مرکز منطقه ای اطلاع رساني علوم و فناوري - Language Edit Distance and Maximum Likelihood Parsing of Stochastic Grammars: Faster Algorithms and Connection to Fundamental Graph Problems

Abstract :

Given a context free language G over alphabet Σ and a string s ∈ Σ*, the language edit distance problem seeks the minimum number of edits (insertions, deletions and substitutions) required to convert s into a valid member of the language £(G). The well-known dynamic programming algorithm solves this problem in O(n³) time (ignoring grammar size) where n is the string length [Aho, Peterson 1972, Myers 1985]. Despite its numerous applications, to date there exists no algorithm that computes the exact or approximate language edit distance problem in true subcubic time. In this paper we give the first such algorithm that computes language edit distance almost optimally. For any arbitrary ε > 0, our algorithm runs in Õ(nω/poly(∈)) time and returns an estimate within a multiplicative approximation factor of (1 + ∈) with high probability, where w is the exponent of ordinary matrix multiplication of n dimensional square matrices. It also computes the actual edits required. We further solve the local alignment problem; for all substrings of s, we can estimate their language edit distance within (1 ± ε) factor in Õ(n^ω/poly(∈)) time with high probability. Next, we design the very first subcubic (Õ(n^ω)) algorithm that given an arbitrary stochastic context free grammar, and a string returns a nearly-optimal maximum likelihood parsing of that string. Stochastic context free grammars significantly generalize hidden Markov models; they lie at the foundation of statistical natural language processing, and have found widespread applications in many other fields.
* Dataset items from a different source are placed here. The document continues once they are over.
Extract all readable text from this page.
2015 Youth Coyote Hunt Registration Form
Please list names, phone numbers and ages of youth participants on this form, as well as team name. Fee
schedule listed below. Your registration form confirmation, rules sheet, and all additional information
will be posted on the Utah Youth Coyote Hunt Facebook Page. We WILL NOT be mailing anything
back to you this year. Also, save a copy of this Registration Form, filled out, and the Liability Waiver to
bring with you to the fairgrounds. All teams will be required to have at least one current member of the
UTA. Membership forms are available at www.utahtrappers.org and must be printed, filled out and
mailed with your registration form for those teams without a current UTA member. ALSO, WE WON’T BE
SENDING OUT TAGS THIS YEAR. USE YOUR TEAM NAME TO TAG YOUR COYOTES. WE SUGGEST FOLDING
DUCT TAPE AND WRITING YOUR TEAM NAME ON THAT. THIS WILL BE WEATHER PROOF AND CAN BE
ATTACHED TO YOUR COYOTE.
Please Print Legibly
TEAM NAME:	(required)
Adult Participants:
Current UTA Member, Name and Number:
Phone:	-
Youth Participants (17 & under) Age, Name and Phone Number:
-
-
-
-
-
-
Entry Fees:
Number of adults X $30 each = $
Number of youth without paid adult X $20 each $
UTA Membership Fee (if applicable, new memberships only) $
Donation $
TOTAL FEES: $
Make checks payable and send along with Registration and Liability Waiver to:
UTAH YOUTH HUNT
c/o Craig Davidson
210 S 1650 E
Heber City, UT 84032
To complement our upper bound result, we show that exact computation of maximum likelihood parsing of stochastic grammars or language edit distance in true subcubic time will imply a truly subcubic algorithm for all-pairs shortest paths, a long-standing open question. This will result in a breakthrough for a large range of problems in graphs and matrices due to subcubic equivalence. By a known lower bound result [Lee 2002], and a recent development [Abboud et al. 2015] even the much simpler problem of parsing a context free grammar requires Ω(n^ω) time. Therefore any nontrivial multiplicative approximation algorithms for either of the two problems in time o(n^ω) are unlikely to exist.